When I was in 7th grade, I was having trouble seeing. Especially out of my left eye. It was blurry. Off to the eye doctor I went. Sure enough, I was near-sighted and had astigmatism in that eye. Right eye was fine. So I literally wore one contact for years. Eventually the right eye started to go and then I became a normal 2 contact person.
About the age of 35, I went in for a routine eye exam.
The doctor told me my corneas were warped. I don’t know about you, but that doesn’t sound good. I decided to see a specialist. It wasn’t a great prognosis.
I had keratoconus. A degeneration of the corneas in my eyes. Hence, the warped corneas. My doctor then told me at some point you will have to have a cornea transplant. What? There was no cure at the time. Surgery wasn’t an option. So, I was fitted with gas permeable lenses. (That’s fine if you want to feel like you have glass in your eye all the time.) Uncomfortable to say the least. But, it cleared my blurry vision.
Fast forward to this past Wednesday night.
I was sitting in Bible Study. We’ve just started a new one on Malachi. We watched the video and were discussing the group questions.
The author in the video said when we misinterpret God’s Word it creates blurry vision. The result is: damage. Of all kinds.
I’m wondering what kind of damage has been done to you?
What’s been said to blur your vision?
Who’s done something to you to cause you to not see clearly?
I’m wondering if you have ever been looked at with blurry vision?
Has someone misinterpreted you or a decision you have made? Has someone judged you for something that simply isn’t true? They have no idea what it was like behind the facade of you having it all together.
What I’ve come to understand is people judge because they don’t know or are too afraid to ask. Really.
Does that blurry vision seep into your life and cause you to be defensive or does it counter with a love that goes beyond rational? (My good friend, Bob Goff has something to say about this. Bob doesn’t actually know me. but someday, I hope to get the chance to thank him for writing the book, Love Does. Anyway, Bob says, “ Love sometimes borders on the irrational.”Translation: Love isn’t blurry. At all. )
My friend, was sitting in the floor as we were discussing blurry vision. She was recalling her younger years when she felt far from God. I had to write down what she said next. It was painful hearing it. Can’t imagine how it actually felt for her. I just knew in that moment she was being real.
Here’s what she said, “I was angry with the Christians who turned Him (Jesus) into someone He wasn’t supposed to be.”
Dang. Shut up. Really?
We do this.
We do this with each other. We listen to people give their false perceptions of what they believe to be true.

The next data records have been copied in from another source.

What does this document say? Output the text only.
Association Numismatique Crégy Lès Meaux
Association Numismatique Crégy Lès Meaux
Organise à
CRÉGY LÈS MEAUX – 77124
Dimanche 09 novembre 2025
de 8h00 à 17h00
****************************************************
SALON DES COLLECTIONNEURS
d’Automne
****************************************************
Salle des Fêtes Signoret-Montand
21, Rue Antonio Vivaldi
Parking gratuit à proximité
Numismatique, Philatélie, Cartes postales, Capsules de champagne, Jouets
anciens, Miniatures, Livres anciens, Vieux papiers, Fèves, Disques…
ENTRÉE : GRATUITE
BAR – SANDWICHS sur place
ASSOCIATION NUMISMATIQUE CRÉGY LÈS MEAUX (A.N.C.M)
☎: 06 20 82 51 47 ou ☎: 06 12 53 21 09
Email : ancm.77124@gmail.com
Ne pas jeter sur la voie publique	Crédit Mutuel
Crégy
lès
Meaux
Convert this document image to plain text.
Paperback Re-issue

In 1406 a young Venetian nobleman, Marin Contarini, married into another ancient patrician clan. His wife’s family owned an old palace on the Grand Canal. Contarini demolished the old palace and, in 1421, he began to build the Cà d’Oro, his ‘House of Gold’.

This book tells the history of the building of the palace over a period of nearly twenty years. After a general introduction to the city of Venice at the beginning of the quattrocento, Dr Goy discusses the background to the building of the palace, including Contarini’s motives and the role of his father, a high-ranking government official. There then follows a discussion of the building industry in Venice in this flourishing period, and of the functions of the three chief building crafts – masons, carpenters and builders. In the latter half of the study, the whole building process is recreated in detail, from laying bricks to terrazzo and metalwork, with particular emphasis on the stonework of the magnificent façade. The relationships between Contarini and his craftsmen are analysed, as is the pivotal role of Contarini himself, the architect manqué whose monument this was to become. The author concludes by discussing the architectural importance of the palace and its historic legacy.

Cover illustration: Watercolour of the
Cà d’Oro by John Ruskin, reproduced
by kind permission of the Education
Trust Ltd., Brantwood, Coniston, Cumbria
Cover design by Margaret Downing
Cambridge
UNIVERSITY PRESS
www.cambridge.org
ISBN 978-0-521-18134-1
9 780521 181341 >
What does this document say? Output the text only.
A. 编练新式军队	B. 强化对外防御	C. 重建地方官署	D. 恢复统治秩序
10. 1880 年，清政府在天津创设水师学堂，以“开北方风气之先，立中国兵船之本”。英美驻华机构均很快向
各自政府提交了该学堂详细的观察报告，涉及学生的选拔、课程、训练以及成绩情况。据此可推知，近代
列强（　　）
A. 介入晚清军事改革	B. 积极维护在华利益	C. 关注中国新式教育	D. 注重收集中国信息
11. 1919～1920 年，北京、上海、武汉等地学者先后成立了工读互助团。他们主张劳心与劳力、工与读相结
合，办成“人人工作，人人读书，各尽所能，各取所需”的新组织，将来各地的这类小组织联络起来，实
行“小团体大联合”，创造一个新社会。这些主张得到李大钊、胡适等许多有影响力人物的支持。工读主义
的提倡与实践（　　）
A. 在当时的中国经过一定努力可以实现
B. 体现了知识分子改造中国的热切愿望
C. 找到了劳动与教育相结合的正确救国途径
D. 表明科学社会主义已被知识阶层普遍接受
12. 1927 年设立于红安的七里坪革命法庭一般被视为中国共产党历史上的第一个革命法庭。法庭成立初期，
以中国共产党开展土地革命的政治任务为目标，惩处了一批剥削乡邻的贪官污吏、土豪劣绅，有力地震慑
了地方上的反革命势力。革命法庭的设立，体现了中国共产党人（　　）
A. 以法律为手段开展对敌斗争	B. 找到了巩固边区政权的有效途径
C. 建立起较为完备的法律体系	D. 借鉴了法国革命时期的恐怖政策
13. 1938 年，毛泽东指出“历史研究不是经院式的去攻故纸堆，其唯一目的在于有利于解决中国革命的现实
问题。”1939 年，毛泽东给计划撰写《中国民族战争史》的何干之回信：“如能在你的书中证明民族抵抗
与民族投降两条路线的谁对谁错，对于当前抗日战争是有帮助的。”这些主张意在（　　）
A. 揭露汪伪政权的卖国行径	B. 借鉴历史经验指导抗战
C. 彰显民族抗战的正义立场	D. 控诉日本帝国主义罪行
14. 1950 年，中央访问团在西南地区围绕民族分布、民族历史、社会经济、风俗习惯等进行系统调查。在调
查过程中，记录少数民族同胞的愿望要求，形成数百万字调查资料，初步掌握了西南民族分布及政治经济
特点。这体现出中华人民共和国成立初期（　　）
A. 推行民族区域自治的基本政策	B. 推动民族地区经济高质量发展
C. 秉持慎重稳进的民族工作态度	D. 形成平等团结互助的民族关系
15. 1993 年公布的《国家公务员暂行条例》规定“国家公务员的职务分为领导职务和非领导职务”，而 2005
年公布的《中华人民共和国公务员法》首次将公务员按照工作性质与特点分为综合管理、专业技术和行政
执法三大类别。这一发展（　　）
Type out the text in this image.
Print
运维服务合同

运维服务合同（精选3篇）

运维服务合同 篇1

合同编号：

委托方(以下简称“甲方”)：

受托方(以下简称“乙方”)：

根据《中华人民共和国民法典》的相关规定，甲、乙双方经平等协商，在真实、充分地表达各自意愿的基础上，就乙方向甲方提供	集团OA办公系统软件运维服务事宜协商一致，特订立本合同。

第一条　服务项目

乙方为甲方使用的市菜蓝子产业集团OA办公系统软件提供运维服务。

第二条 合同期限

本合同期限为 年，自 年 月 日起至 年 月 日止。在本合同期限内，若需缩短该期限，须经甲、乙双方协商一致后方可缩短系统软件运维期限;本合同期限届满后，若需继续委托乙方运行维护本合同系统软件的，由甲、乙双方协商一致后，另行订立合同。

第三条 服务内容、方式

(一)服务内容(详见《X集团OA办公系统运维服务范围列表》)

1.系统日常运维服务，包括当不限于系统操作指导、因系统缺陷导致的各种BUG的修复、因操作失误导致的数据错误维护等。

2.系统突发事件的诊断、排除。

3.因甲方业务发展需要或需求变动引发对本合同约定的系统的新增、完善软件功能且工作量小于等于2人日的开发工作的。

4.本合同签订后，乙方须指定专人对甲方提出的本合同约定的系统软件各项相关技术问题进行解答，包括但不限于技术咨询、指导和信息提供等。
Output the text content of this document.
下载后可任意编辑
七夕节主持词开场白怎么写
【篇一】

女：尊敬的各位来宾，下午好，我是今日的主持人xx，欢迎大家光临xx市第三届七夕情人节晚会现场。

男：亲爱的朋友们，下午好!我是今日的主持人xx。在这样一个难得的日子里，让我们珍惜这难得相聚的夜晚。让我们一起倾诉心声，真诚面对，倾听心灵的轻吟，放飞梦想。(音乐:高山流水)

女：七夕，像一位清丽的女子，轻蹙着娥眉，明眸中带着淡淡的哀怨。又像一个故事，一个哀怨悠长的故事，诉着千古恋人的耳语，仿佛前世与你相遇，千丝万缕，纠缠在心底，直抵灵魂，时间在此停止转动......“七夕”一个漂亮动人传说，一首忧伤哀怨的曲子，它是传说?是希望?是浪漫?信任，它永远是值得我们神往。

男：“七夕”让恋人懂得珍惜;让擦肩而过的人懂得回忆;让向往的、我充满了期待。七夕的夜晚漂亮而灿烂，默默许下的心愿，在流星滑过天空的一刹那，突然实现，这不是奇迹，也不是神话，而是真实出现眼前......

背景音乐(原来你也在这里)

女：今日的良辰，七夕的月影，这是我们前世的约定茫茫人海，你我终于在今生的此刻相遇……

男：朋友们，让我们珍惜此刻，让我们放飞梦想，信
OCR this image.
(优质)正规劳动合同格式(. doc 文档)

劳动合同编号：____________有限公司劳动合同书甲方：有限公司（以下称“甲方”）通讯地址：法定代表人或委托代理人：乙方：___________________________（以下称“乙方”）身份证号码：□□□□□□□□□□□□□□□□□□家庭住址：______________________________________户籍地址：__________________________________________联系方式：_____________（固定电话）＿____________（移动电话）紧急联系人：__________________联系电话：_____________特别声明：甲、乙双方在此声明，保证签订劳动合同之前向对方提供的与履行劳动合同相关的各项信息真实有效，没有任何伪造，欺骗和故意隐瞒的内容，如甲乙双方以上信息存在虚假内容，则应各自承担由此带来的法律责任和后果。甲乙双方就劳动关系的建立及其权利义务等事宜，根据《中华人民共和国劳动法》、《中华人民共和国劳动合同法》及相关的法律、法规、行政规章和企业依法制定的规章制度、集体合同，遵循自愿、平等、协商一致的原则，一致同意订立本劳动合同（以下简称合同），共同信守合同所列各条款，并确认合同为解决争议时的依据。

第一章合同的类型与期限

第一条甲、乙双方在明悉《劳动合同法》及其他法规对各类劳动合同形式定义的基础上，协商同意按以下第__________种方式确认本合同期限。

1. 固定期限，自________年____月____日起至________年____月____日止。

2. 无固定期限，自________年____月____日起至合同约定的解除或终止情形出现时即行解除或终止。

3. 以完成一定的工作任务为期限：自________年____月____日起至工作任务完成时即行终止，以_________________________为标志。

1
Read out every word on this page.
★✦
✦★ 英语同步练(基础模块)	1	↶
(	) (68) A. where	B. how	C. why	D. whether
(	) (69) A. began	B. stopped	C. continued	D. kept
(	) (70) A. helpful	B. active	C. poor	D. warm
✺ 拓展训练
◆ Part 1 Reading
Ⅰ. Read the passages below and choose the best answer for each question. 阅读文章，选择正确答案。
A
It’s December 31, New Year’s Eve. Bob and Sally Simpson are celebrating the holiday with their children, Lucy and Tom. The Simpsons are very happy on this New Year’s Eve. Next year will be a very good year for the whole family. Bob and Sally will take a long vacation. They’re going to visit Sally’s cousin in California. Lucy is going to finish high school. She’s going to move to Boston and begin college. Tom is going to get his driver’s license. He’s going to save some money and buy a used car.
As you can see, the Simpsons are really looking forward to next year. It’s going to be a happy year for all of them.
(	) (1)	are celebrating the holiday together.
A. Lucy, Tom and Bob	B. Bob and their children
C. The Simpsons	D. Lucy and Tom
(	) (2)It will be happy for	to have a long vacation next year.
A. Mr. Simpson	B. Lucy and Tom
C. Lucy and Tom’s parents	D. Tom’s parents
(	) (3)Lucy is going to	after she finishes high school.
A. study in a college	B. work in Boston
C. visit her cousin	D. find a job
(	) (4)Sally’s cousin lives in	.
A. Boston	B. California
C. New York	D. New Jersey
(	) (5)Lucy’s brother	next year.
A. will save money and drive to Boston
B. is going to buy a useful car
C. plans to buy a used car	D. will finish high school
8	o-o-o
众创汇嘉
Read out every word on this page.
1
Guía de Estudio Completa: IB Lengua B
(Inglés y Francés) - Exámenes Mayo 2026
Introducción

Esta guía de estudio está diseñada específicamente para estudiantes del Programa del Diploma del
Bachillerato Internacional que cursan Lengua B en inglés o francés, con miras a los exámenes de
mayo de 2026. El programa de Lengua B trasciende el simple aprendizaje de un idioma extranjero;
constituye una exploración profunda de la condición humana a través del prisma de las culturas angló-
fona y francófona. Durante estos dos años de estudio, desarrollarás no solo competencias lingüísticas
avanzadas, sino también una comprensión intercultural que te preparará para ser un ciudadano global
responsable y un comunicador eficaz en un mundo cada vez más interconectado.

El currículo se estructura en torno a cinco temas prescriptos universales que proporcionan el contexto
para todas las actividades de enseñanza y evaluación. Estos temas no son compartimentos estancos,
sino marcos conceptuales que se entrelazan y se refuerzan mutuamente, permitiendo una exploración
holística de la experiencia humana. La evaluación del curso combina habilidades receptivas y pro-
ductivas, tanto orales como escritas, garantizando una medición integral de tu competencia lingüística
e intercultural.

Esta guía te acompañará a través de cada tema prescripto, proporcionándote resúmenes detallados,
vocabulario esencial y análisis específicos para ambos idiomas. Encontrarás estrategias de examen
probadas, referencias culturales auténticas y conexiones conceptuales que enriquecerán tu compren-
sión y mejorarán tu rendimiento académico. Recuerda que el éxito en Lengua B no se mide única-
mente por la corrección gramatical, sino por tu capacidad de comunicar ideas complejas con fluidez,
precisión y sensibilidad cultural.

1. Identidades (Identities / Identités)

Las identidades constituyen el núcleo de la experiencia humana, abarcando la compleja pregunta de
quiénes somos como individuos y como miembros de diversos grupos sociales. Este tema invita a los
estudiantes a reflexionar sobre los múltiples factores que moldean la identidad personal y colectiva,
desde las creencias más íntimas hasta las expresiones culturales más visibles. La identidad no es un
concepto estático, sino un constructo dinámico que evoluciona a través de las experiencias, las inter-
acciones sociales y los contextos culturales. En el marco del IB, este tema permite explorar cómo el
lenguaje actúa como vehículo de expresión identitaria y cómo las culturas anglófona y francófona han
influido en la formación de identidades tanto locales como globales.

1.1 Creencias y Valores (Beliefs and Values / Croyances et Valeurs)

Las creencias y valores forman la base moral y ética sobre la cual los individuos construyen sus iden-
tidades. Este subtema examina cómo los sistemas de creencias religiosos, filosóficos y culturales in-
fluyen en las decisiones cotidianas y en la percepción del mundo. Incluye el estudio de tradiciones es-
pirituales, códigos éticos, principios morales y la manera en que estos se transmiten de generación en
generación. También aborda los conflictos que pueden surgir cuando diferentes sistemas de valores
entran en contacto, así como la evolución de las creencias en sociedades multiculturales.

We let them cast us into a sea of blurriness.
People get robbed by other people’s perceptions. Robbed of their emotional, mental, and spiritual health because of warped vision. Spiritual blurriness. It robs us of our worth from the only One who gives it.
Then that blurriness transposes to Jesus. We start to believe that what they say and the way they act is how Jesus really is. Or people watch us and if we are not careful we blurry their vision of who Jesus actually is.
We are the ones who need to exemplify clear vision.
We have Jesus…for crying out loud!!!!
There’s nothing clearer than Him. But we’ve made Him into all these rules and regulations and unapproachable because our sin is TOO bad and our lenses are not clear. It’s you looking through my glasses and not being able to see a thing. BLURRY!!!
The moment she said it, I could feel her pain. It was so unnecessary to walk through believing Him to be someone He wasn’t. I know God has used this in her life to grow her to the point of where she is now. Still, unnecessary.
I know He is just and I know I must face Him and answer all the questions of what I’ve done here on this earth, but the one thing I want to show others and myself(because I can still go there) is He loves you. Me. The bottom line of everything; He loves.
The only way to see clearly is to read His Word. It will clear any blurriness you might have. Ask Him to show you clearly. He will.
I want us to see Him clearly for who HE is and not some warped or blurred figure someone has painted Him to be. He deserves the chance for you to see Him clearly. Once you do, it will be crystal clear.
My responsibility is to live my life with an irrational love that is seen through untainted lenses.
Be the lens of clarity for everyone you meet.